I can only restate what the screenshots and config snippet show which is that the screen shots show interfaces as a child of a vlan/subnet that those interfaces are not part of and do not pass traffic for. The 2 objects should not be associated together as they have no association which should warrant such a graphical representation.

Quote from: tomaskir on August 04, 2017, 11:32:21 AM
The way you are proposing would be way too confusing to existing and new users.
One object, with the same Object ID would show different children (be that interfaces, or VPN connectors, or wireless interfaces, etc.) across different parts of the system.

I REALLY suggest trying to see how the system works and why it works that way instead of arguing why the way that works for thousands of NetXMS users is wrong.

I would hope that showing what is there vs showing what isn't there as being there is not confusing for users.

Victor Kirhenshtein

Interfaces are NOT descendants of a subnet - they are descendants of a node. Node can be in multiple subnets.

Best regards,
Victor

starkiller

Quote from: Victor Kirhenshtein on August 11, 2017, 05:05:49 PM
Interfaces are NOT descendants of a subnet - they are descendants of a node. Node can be in multiple subnets.

Best regards,
Victor

I understand a node can be in multiple subnets. When you expand the subnet and it shows the interfaces of that node who are not configured for that subnet in that subnet is what I am referring to.

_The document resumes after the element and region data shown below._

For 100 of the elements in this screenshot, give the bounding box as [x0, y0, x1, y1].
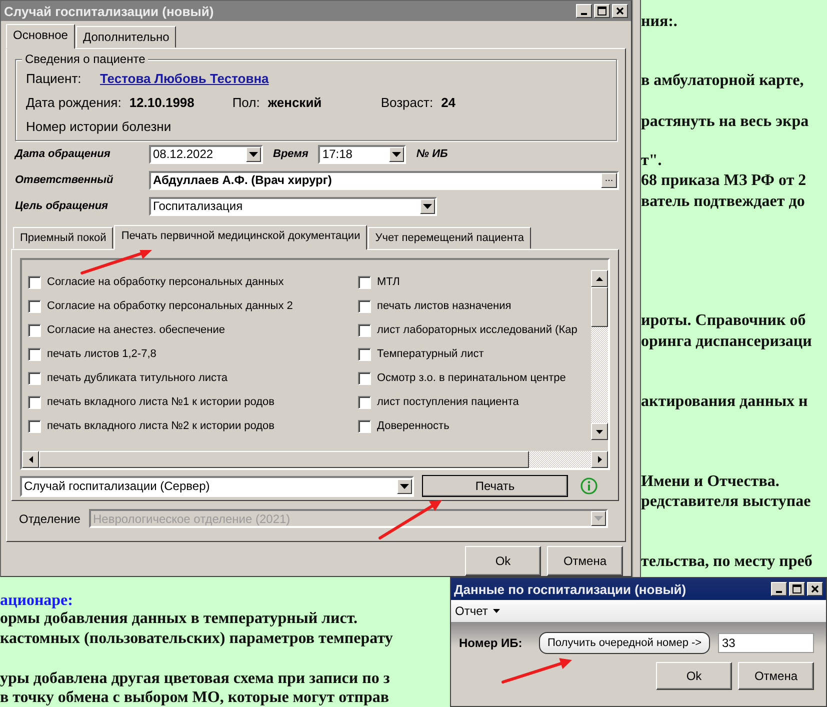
checkbox-label: печать вкладного листа №2 к истории родов — [47, 420, 275, 432]
checkbox-label: лист поступления пациента — [377, 396, 519, 408]
dropdown-button[interactable] — [420, 198, 435, 214]
info-icon — [580, 477, 598, 495]
vertical-scrollbar[interactable] — [591, 270, 608, 440]
annotation-arrow — [502, 658, 572, 684]
tab[interactable]: Учет перемещений пациента — [368, 227, 531, 249]
checkbox-label: лист лабораторных исследований (Кар — [377, 324, 578, 336]
maximize-icon — [597, 6, 607, 16]
field-label: Цель обращения — [14, 200, 110, 212]
document-text: тельства, по месту преб — [641, 553, 812, 570]
scroll-left-button[interactable] — [22, 451, 39, 468]
print-button[interactable]: Печать — [422, 475, 568, 497]
dialog-button[interactable]: Ok — [656, 662, 732, 690]
maximize-icon — [792, 584, 802, 594]
checkbox[interactable] — [28, 372, 41, 384]
annotation-arrow — [378, 500, 442, 540]
checkbox[interactable] — [28, 420, 41, 432]
caret-icon — [392, 152, 402, 156]
patient-link[interactable]: Тестова Любовь Тестовна — [100, 68, 269, 89]
checkbox[interactable] — [28, 300, 41, 312]
field-value: 24 — [441, 94, 456, 112]
field-label: Номер ИБ: — [459, 636, 524, 650]
scroll-thumb[interactable] — [39, 451, 529, 468]
document-text: ватель подтвеждает до — [641, 193, 805, 210]
field-label: Ответственный — [14, 174, 114, 186]
menu-item[interactable]: Отчет — [455, 604, 500, 618]
checkbox[interactable] — [358, 324, 371, 336]
field-label: № ИБ — [416, 148, 448, 160]
scroll-right-button[interactable] — [591, 451, 608, 468]
document-heading: ационаре: — [0, 592, 73, 609]
document-text: 68 приказа МЗ РФ от 2 — [641, 172, 806, 189]
field-label: Пол: — [232, 94, 260, 112]
document-text: растянуть на весь экра — [641, 113, 809, 130]
minimize-icon — [581, 13, 587, 15]
document-text: ироты. Справочник об — [641, 312, 806, 329]
report-dropdown[interactable]: Случай госпитализации (Сервер) — [20, 476, 414, 496]
checkbox[interactable] — [28, 324, 41, 336]
field-label: Пациент: — [26, 70, 82, 88]
checkbox[interactable] — [28, 276, 41, 288]
close-icon — [810, 584, 820, 594]
minimize-button[interactable] — [771, 582, 787, 596]
dialog-button[interactable]: Отмена — [738, 662, 814, 690]
checkbox[interactable] — [358, 420, 371, 432]
browse-button[interactable]: ... — [601, 172, 617, 188]
horizontal-scrollbar[interactable] — [22, 451, 608, 468]
dropdown-button[interactable] — [397, 478, 412, 494]
dropdown-button[interactable] — [389, 146, 404, 162]
scroll-up-button[interactable] — [591, 270, 608, 287]
tab[interactable]: Приемный покой — [13, 227, 114, 249]
checkbox-label: Температурный лист — [377, 348, 484, 360]
maximize-button[interactable] — [789, 582, 805, 596]
dialog-button[interactable]: Ok — [465, 546, 541, 576]
time-field[interactable]: 17:18 — [318, 144, 406, 164]
field-label: Дата рождения: — [26, 94, 122, 112]
number-field[interactable]: 33 — [718, 633, 814, 653]
field-label: Время — [273, 148, 308, 160]
purpose-dropdown[interactable]: Госпитализация — [149, 196, 437, 216]
next-number-button[interactable]: Получить очередной номер -> — [539, 632, 710, 654]
checkbox-label: Согласие на обработку персональных данных — [47, 276, 284, 288]
document-text: в точку обмена с выбором МО, которые могут отправ — [0, 689, 390, 706]
checkbox[interactable] — [358, 348, 371, 360]
document-text: актирования данных н — [641, 393, 808, 410]
close-button[interactable] — [807, 582, 823, 596]
minimize-button[interactable] — [576, 4, 592, 18]
checkbox[interactable] — [358, 300, 371, 312]
document-text: ния:. — [641, 13, 678, 30]
dropdown-button[interactable] — [246, 146, 261, 162]
tab[interactable]: Основное — [6, 24, 75, 49]
field-label: Дата обращения — [13, 148, 112, 160]
checkbox[interactable] — [28, 396, 41, 408]
checkbox[interactable] — [358, 372, 371, 384]
caret-icon — [400, 484, 409, 488]
dialog-button[interactable]: Отмена — [547, 546, 623, 576]
document-text: т". — [641, 152, 662, 169]
close-button[interactable] — [612, 4, 628, 18]
tab[interactable]: Дополнительно — [76, 26, 176, 48]
date-field[interactable]: 08.12.2022 — [149, 144, 263, 164]
tab[interactable]: Печать первичной медицинской документации — [114, 225, 368, 250]
checkbox-label: Осмотр з.о. в перинатальном центре — [377, 372, 566, 384]
right-arrow-icon — [598, 456, 602, 463]
checkbox-label: печать вкладного листа №1 к истории родов — [47, 396, 275, 408]
maximize-button[interactable] — [594, 4, 610, 18]
checkbox-label: печать листов 1,2-7,8 — [47, 348, 156, 360]
document-text: оринга диспансеризаци — [641, 333, 812, 350]
checkbox[interactable] — [358, 276, 371, 288]
caret-icon — [249, 152, 258, 156]
group-title: Сведения о пациенте — [22, 52, 148, 66]
down-arrow-icon — [596, 430, 603, 434]
scroll-down-button[interactable] — [591, 423, 608, 440]
checkbox[interactable] — [358, 396, 371, 408]
scroll-thumb[interactable] — [591, 287, 608, 327]
responsible-field[interactable]: Абдуллаев А.Ф. (Врач хирург) ... — [149, 170, 619, 190]
document-text: Имени и Отчества. — [641, 473, 780, 490]
checkbox[interactable] — [28, 348, 41, 360]
field-value: женский — [268, 94, 323, 112]
checkbox-label: Согласие на анестез. обеспечение — [47, 324, 225, 336]
close-icon — [615, 6, 625, 16]
field-value: 12.10.1998 — [129, 94, 196, 112]
checkbox-label: Доверенность — [377, 420, 450, 432]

I have attached another screenshot. The Interfaces with the red circle around them are configured to be in the subnet with the red circle around them. The Interfaces with the Yellow Highlight are configured to be in the subnet with the yellow highlight.

The node is the ge0router, unless I am mistaken about what a node is.

I wanted to make it as clear as possible what I am describing.

Its a bug to me, but a work as designed to you Victor and a few others that use netxms.

I am fine with that as I am not using it in production because of this issue as I do not have time to explain why its visually misrepresented to those who have compared this to other systems out there. Thanks for taking the time to look at it Victor.